The spokesperson to MOSOP president, Bari-ara Kpalap, who spoke with The Guardian, said: “The UNEP report was submitted in 2011. It is almost six years and there is no way the situation in 2011 will remain same. What it means is that the level of contamination is far higher now. And that means that there is need for a reassessment of the area to determine the exact state of pollution.”
He regretted that the communities were still drinking contaminated water after the global agency had certified presence of hydrocarbon and benzene due to helpnessness.
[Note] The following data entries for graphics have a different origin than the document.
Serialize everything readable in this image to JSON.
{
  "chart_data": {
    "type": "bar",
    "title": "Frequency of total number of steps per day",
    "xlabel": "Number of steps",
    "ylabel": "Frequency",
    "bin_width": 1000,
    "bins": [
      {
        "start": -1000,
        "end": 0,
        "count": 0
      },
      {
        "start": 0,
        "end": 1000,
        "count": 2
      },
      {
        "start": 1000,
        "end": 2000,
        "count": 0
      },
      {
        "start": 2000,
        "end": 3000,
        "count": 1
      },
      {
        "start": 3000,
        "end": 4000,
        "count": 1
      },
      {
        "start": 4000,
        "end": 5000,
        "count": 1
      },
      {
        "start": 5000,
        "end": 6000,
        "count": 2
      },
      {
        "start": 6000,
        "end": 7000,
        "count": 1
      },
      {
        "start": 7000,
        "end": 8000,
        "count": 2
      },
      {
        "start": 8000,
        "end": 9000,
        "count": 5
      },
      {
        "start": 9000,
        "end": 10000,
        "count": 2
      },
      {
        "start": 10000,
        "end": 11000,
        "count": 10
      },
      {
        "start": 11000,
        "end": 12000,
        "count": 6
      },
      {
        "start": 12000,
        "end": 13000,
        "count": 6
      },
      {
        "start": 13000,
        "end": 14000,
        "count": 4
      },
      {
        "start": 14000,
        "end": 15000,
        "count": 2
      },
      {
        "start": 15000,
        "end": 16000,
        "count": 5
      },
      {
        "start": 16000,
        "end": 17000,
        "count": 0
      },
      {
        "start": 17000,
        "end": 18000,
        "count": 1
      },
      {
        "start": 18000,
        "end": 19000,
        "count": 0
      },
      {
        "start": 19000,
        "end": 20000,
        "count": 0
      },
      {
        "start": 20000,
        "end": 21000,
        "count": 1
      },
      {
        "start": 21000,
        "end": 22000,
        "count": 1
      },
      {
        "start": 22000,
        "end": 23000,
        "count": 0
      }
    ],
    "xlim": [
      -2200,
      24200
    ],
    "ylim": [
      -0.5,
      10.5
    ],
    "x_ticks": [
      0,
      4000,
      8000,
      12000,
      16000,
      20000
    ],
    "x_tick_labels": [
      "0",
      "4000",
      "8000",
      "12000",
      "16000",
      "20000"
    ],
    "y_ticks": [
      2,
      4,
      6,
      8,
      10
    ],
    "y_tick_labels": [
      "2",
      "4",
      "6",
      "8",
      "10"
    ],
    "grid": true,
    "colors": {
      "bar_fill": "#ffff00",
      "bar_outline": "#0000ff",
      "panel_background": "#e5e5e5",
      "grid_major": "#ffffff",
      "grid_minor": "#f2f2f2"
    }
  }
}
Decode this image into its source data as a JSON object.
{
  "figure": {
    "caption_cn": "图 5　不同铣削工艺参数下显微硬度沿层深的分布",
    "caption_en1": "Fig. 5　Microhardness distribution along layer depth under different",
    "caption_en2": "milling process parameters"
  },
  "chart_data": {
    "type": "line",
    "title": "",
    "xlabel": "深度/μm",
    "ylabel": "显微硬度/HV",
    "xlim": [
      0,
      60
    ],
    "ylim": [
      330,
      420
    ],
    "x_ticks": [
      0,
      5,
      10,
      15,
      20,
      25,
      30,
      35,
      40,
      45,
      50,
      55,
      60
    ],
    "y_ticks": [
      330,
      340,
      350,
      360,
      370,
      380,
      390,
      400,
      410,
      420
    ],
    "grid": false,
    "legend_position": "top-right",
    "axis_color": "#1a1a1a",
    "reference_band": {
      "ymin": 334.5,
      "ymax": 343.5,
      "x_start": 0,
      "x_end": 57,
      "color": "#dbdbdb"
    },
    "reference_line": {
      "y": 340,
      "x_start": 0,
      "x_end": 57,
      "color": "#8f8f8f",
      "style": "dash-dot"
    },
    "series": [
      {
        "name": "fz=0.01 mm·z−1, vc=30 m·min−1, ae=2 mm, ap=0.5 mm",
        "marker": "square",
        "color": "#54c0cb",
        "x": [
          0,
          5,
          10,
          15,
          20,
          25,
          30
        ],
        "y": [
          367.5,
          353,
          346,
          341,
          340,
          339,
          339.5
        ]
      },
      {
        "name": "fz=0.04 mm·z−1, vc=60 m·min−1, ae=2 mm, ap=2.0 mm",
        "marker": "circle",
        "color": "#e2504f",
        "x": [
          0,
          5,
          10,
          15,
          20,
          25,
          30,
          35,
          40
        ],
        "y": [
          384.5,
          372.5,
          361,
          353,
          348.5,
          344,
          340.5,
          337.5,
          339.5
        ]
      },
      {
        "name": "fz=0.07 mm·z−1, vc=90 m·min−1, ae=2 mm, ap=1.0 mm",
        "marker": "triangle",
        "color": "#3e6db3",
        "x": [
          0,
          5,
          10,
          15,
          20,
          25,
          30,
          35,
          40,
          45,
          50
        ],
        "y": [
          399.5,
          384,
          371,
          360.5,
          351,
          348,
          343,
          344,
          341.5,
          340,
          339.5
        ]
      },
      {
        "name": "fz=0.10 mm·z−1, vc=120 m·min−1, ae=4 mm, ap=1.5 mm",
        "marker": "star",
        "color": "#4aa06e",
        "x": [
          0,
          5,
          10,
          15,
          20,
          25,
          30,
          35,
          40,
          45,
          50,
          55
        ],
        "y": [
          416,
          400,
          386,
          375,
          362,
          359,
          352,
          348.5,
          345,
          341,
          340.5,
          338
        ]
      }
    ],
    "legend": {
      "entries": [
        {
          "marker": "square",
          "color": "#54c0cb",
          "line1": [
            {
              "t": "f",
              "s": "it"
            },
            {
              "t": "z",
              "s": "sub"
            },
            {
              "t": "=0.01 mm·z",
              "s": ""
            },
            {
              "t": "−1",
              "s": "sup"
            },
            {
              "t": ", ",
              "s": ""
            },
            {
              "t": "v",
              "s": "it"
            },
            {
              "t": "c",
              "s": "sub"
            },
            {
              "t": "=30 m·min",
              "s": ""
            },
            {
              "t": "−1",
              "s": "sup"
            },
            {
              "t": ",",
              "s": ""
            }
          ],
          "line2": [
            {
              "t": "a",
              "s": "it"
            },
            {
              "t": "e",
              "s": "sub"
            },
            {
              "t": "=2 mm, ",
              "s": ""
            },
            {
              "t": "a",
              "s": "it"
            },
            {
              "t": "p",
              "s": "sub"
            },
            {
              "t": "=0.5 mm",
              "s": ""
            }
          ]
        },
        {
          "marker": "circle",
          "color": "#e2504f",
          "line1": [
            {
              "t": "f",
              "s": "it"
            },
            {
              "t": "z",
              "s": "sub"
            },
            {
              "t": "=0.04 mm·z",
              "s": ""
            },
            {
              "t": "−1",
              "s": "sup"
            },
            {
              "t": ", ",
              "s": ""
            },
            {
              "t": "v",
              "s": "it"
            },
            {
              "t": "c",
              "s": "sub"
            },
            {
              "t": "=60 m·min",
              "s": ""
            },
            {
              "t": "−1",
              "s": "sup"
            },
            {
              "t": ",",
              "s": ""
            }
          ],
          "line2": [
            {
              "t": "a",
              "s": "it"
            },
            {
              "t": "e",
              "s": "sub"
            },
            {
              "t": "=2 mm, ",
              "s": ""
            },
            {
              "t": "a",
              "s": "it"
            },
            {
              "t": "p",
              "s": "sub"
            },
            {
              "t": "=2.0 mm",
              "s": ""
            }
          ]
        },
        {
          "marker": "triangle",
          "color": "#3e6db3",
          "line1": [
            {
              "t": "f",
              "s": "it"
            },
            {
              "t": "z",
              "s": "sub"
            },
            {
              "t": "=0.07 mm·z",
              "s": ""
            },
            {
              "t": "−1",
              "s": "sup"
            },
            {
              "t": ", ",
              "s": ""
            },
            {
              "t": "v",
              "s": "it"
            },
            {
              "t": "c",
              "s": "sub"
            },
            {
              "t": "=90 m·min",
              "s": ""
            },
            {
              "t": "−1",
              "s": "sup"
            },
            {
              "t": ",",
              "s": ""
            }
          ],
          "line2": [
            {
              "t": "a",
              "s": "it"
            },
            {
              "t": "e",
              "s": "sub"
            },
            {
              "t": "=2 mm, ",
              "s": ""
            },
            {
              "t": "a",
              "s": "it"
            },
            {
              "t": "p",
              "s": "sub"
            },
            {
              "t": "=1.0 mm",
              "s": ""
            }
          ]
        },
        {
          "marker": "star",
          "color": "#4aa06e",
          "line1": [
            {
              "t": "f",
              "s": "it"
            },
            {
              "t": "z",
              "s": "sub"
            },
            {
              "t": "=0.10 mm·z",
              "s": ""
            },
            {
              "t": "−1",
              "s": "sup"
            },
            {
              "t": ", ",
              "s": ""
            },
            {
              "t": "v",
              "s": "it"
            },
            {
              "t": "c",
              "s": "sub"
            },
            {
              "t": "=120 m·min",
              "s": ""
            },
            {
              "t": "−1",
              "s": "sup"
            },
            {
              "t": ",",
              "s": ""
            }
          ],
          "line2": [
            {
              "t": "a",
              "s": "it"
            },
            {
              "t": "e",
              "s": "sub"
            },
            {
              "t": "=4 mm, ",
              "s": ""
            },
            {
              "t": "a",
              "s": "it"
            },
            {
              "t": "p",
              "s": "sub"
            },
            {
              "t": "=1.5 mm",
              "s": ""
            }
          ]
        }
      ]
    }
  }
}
“The Ogoni people are deeply worried that nothing is happening concerning this whole clean-up exercise, especially after the flag-off had been concluded. They are disturbed that the pollution is not abating. You can imagine what is happening to our health and survival. We are deeply worried that we are not seeing anything on ground to indicate that the implementation has actually begun,” he lamented.
Kpalap went on: “Our survival has been compromised as a result of this delay. Our underground and surface waters remain contaminated, yet we do not have an alternative. We are drinking the contaminated water. The consequence is that we are dying and suffering ailments.”
He revealed that land had been made available for the establishment of the Centre of Excellence and Soil Management, one of the key recommendations of the report.
Kpalap added that the governing council of HYPREP was to pick a suitable location for the centre.